By Abby Sorkin SC’20
Seeing Charlie’s Angels reminded me just how extraordinary it still feels to watch a female driven, female directed movie. It’s the waning months of 2019 and I still can count on one hand the movies I’ve seen where women were the focus. Note the plural there; I don’t want to diminish the impact of a single heroine like Katniss Everdeen or Captain Marvel, but the fact remains that seeing movies where multiple women take up most of the screen time is incredibly rare.
In fact, only two come to mind immediately. Charlie’s Angels, directed by Elizabeth Banks and Booksmart, directed by Olivia Wilde.

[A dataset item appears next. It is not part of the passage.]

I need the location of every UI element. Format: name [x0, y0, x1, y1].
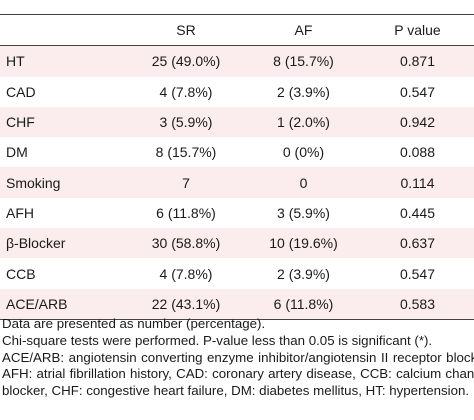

Both movies were directed by actresses, both focused on coming of age and perhaps most importantly, the core of both movies were friendships between the women.

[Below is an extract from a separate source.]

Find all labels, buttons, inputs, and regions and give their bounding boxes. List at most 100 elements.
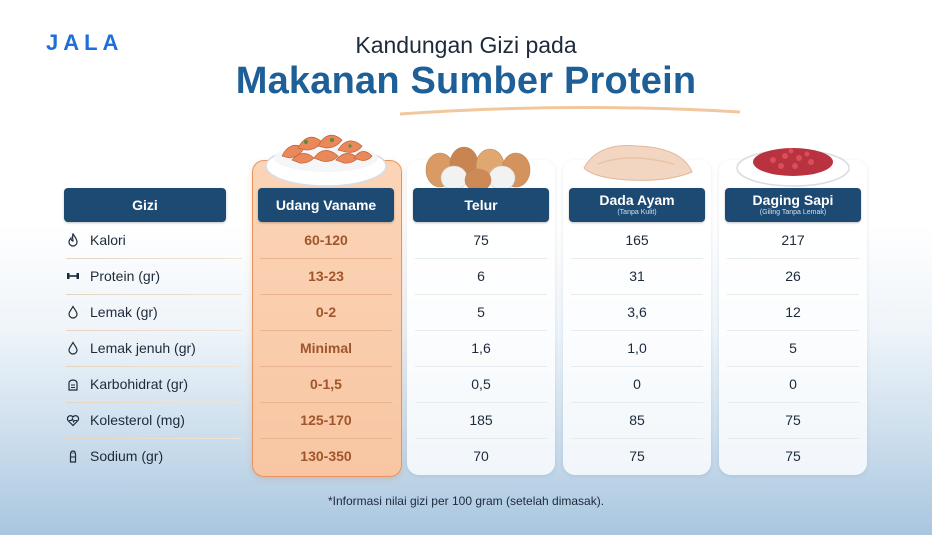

The core relationship in Charlie’s Angels is between Sabina, portrayed by the always talented Kristen Stewart, and Jane, played by the brilliant newcomer Ella Balkinska, with the two being the audience’s introduction to the world and the emotional center of the movie. These two represent a genderbend version of a type of relationship that has been shown in film before: equals with different skills and contrasting personalities who learn to not only respect but care for one another.
That description brings to mind several different male friendships, from Sherlock Holmes and John Watson to Steve Rogers and Tony Stark, but female examples seem much more scarce. Male-female friendships come to mind, like Ron Weasley and Hermione Granger or Percy Jackson and Annabeth Chase. Of course, those eventually develop a romantic bond.

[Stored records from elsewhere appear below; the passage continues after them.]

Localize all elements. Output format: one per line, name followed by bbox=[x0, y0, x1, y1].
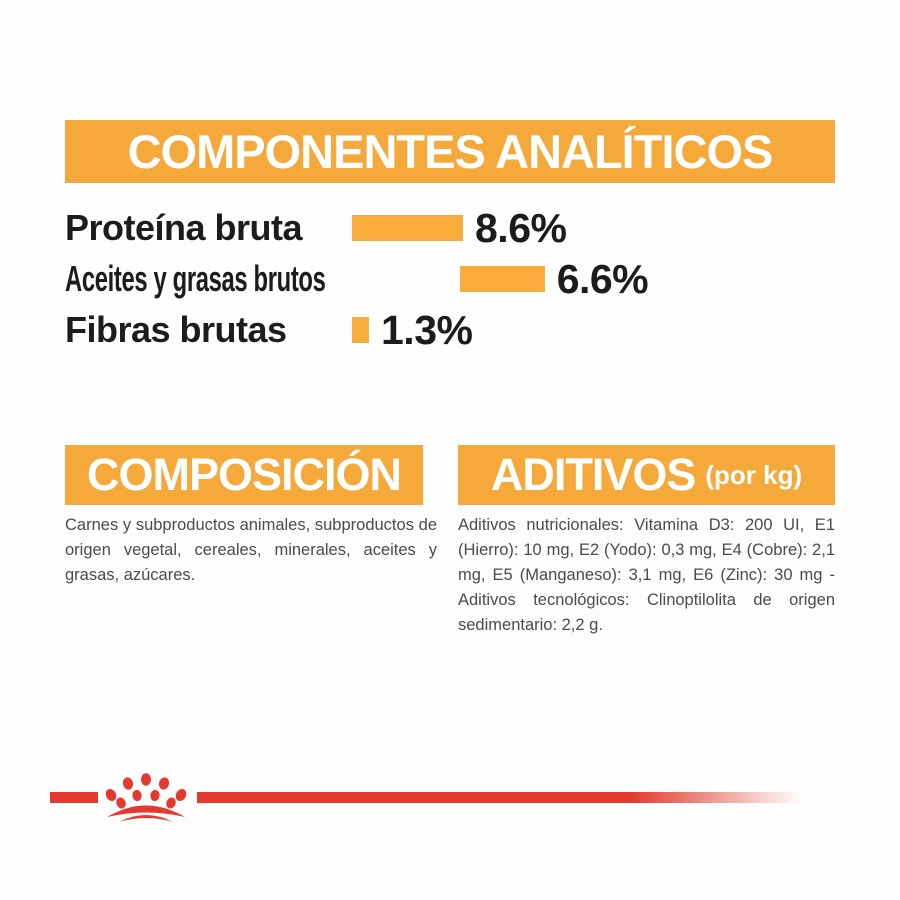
composition-body: Carnes y subproductos animales, subprodu… bbox=[65, 516, 437, 584]
royal-canin-crown-icon bbox=[105, 773, 187, 822]
composition-title: COMPOSICIÓN bbox=[86, 449, 402, 500]
nutrient-bar bbox=[352, 215, 463, 241]
additives-title: ADITIVOS bbox=[490, 449, 697, 500]
nutrient-row-protein: Proteína bruta 8.6% bbox=[65, 205, 845, 251]
nutrient-value: 8.6% bbox=[475, 204, 567, 251]
nutrient-row-fibre: Fibras brutas 1.3% bbox=[65, 307, 845, 353]
brand-rule-right bbox=[197, 792, 800, 803]
analytical-components-banner: COMPONENTES ANALÍTICOS bbox=[65, 120, 835, 183]
composition-banner: COMPOSICIÓN bbox=[65, 445, 423, 505]
additives-title-suffix: (por kg) bbox=[705, 459, 803, 490]
nutrient-row-fat: Aceites y grasas brutos 6.6% bbox=[65, 256, 845, 302]
analytical-components-title: COMPONENTES ANALÍTICOS bbox=[127, 125, 774, 178]
additives-body: Aditivos nutricionales: Vitamina D3: 200… bbox=[458, 516, 835, 634]
additives-banner: ADITIVOS (por kg) bbox=[458, 445, 835, 505]
nutrient-label: Aceites y grasas brutos bbox=[65, 258, 326, 299]
nutrient-label: Fibras brutas bbox=[65, 309, 287, 350]
nutrient-value: 1.3% bbox=[381, 306, 473, 353]
brand-rule-left bbox=[50, 792, 98, 803]
nutrient-label: Proteína bruta bbox=[65, 207, 303, 248]
nutrient-bar bbox=[352, 317, 369, 343]
nutrient-bar bbox=[459, 266, 545, 292]
nutrient-value: 6.6% bbox=[556, 255, 649, 302]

In this way, Sabina and Jane break the mold of what is expected. This is however only possible because there are so many roles for women to play in this movie. Women in Charlie’s Angels are just confined to the smart woman who stands her ground, or the flirtatious one, or the kickass fighter. Sabina plays the role of the flirtatious one, but she’s in fact the damaged sass-master. Elizabeth Banks as Bosley is the woman on the headset and the woman behind the crown. They are allowed to play more than one archetype and as a result engage in more complicated relationships.
The emotional peak of the movie is the scene where Jane is crying over Sabina after they both nearly die in an explosion. This scene had elements of the typical stoic character breaking and the fun loving character being serious yet still sarcastic. It seems utterly unremarkable upon my first watch of this film but on my second viewing it tugged at me.
It’s a scene I’ve seen over and over in fantasy, but it is rarely between two women. Repeatedly, it has just featured one woman. From Sam and Frodo to Peter Parker and Tony Stark to Oliver Queen and John Diggle, male friendships always get the emotional resolution when it is not granted to the romance, and because female friendships are nearly always an afterthought, the catharsis granted from seeing growth is nonexistent.
Until Booksmart. Until Charlie’s Angels.
Until two movies brought female friendship into the focus.
Like Charlie’s Angels, the core of Booksmart is the friendship between two high achieving seniors about to graduate from high school. Amy, portrayed by Kaitlyn Dever, and Molly, portrayed by Beanie Feldstein, are going to go on an adventure worth of Bill and Ted themselves. However, amid the laughs and the first times and crazy encounters, the ultimate emotional moment comes during the party they’ve spent the entire night trying to get to where the fear of losing each other lays them both bare and truthful in front of everyone they’ll be leaving behind tomorrow.
It’s a buddy cop movie that should ride with the best of them. But the tears I cried during Booksmart were absent when I saw 21 Jump Street.
There’s a rawness that comes from being seen, even on a movie screen, even through fiction. And that rawness is something that I felt during both of emotional climaxes of the two movies I’ve pointed out.
I can’t help but think that having a female director is why these moments felt so real, why the friendships followed common patterns, why they were fun but also meaningful. To me as a viewer, there was no doubting the sincerity of the moments.
Maybe they represent a new age, maybe we’ll see more media where the center is women. Again, note the plural there.
But regardless of what might happen in the future, they both exist now. And that matters.